Netflix heeft Seinfeld gekocht, de razend succesvolle tv-comedy die van 1989 tot ’98 op de buis was – tv’s hadden nog een beeldbuis. Zelf ontdekte ik de zelfbenoemde show about nothing over de vier New Yorkse vrienden Jerry, George, Elaine en Kramer pas later, op dvd. Met 20 minuten per aflevering lekker om op de roeitrainer je dag mee te beginnen, want ze blijven leuk.
Netflix zal wel niet dezelfde extra’s aanbieden die de dvd’s zo leerzaam maken. De meeste afleveringen worden ingeleid door de acteurs, schrijvers en regisseurs. Programma’s op de Amerikaanse omroep waren toen vrij van bloot en vloeken, maar toch was Seinfeld regelmatig taboedoorbrekend. Ruim twintig jaar later wordt er op de mainstream betaalkanalen wat afgevloekt, afgesekst en uitgemoord. Je vraagt je verbaasd af welke taboes dat dan waren.
Dit dus. Het scenario voor de aflevering The Outing (1993) ging netwerk NBC toch te ver. De grap was dat een interviewer de verkeerde indruk kreeg dat Jerry en George een stel waren, met een sympathiek human interest artikel tot gevolg. De twee wringen zich in gênante bochten om het gerucht te ontkennen, wat alles alleen maar erger maakt. We’re not gay! Not that there’s anything wrong with that.
Dat laatste zinnetje van schrijver Larry Charles bleek een gouden vondst. NBC ging alsnog overstag. Wat de personages eigenlijk willen zeggen is: it’s awful to be gay, aldus Jerry Seinfeld. Maar dat is niet grappig. Veel leuker om hun hypocrisie op de hak te nemen. We zij geen homo’s – niet dat daar iets mis mee is, hoor! Dat is een variatie op: Ik heb massa’s homovrienden. Maar ik ben er zelf geen!
Als jij het nodig vindt mij te zeggen dat je niet gay bent, denk ik dat jij bang bent dat ik een verkeerde aanname zou doen over je geaardheid – alsof ik dat überhaupt zou willen. Uit angst voor andermans oordeel ondergraaf je meteen je eigen ruimhartigheid. Angst is hier het sleutelwoord: de kern van het woord homofobie.
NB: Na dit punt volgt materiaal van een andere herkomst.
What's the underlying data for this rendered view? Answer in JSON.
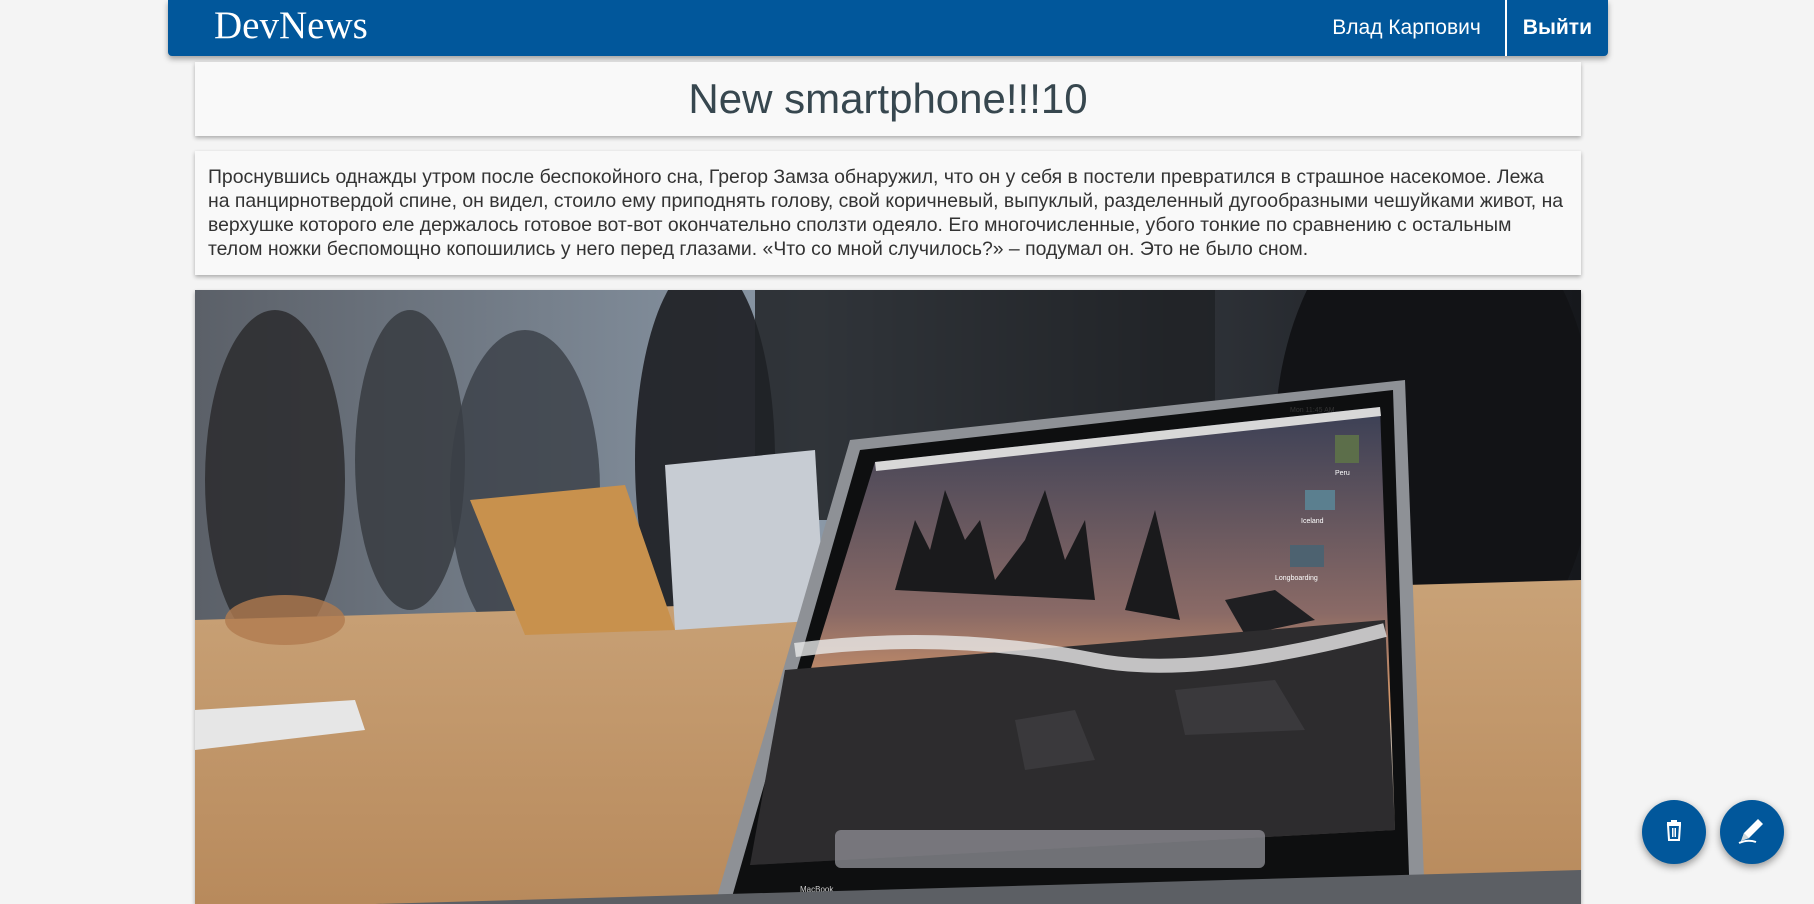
{
  "header": {
    "brand": "DevNews",
    "user_name": "Влад Карпович",
    "logout_label": "Выйти"
  },
  "article": {
    "title": "New smartphone!!!10",
    "body": "Проснувшись однажды утром после беспокойного сна, Грегор Замза обнаружил, что он у себя в постели превратился в страшное насекомое. Лежа на панцирнотвердой спине, он видел, стоило ему приподнять голову, свой коричневый, выпуклый, разделенный дугообразными чешуйками живот, на верхушке которого еле держалось готовое вот-вот окончательно сползти одеяло. Его многочисленные, убого тонкие по сравнению с остальным телом ножки беспомощно копошились у него перед глазами. «Что со мной случилось?» – подумал он. Это не было сном.",
    "image": {
      "screen_clock": "Mon 11:45 AM",
      "desktop_labels": [
        "Peru",
        "Iceland",
        "Longboarding"
      ],
      "laptop_brand": "MacBook"
    }
  },
  "actions": {
    "delete_icon": "trash-icon",
    "edit_icon": "pen-icon"
  },
  "colors": {
    "primary": "#01579b",
    "background": "#f4f4f4",
    "card": "#f9f9f9",
    "title_text": "#37474f"
  }
}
Humor op het randje is niet voor kwezels. De makers namen de gok dat de kijkers de grap niet zouden waarderen. Dat deden ze gelukkig wel. The gay community went crazy. They weren’t offended at all. In fact, it wound up winning a GLAAD award, aldus acteur Jason Alexander, die George Costanza speelde. Bij entertainment van een generatie of nog langer geleden dringt zich na herbekijken de vraag op of je hier tegenwoordig nog mee weg zou komen. Nou, niet met de Bond girls van Sean Connery – en dat is maar goed ook. Maar satire heeft het zwaar. Die steunt op het vertrouwen van de kijkers dat de makers te goeder trouw zijn, dat ze homofobie belachelijk wilden maken.
Ons relativeringsvermogen is flinterdun geworden en de sfeer op social media is er een van permanente en vaak geveinsde verontwaardiging. Hoe groter de belangen, hoe groter de verleiding te zwichten voor de humorloze scherpslijpers. Big Media heeft zwakke knieën en zoekt de randen niet meer op. The Outing zou nu zo afgezwakt zijn dat het niet leuk meer was. Laten we in vredesnaam de populaire satire koesteren, want het is een krachtig opvoedmiddel.
We kunnen lachen om het bekrompen gestuntel van Jerry en George, maar in het echt heeft homofobie een veel angstaanjagender gezicht. Het wordt gevoed in een napraatcultuur van angst, schaamte en walging en de stap naar geweld is snel gezet. Er was een tijd dat twee mannen in Nederland overal veilig hand in hand over straat konden lopen: de jaren van Seinfeld. Maar wat tolerantie betreft gaat het de verkeerde kant op, ook bij ons. It’s awful to be gay. Dat is niet alleen het gevoel van de homohaters, maar de treurige realiteit voor alle gays in de tien landen waar het je letterlijk de kop kan kosten. Is het laf om je als man geforceerd niet-gay te gedragen, om gedonder te voorkomen in de kroeg? Nee, het is vaak puur lijfsbehoud. De meeste mensen zijn geen helden.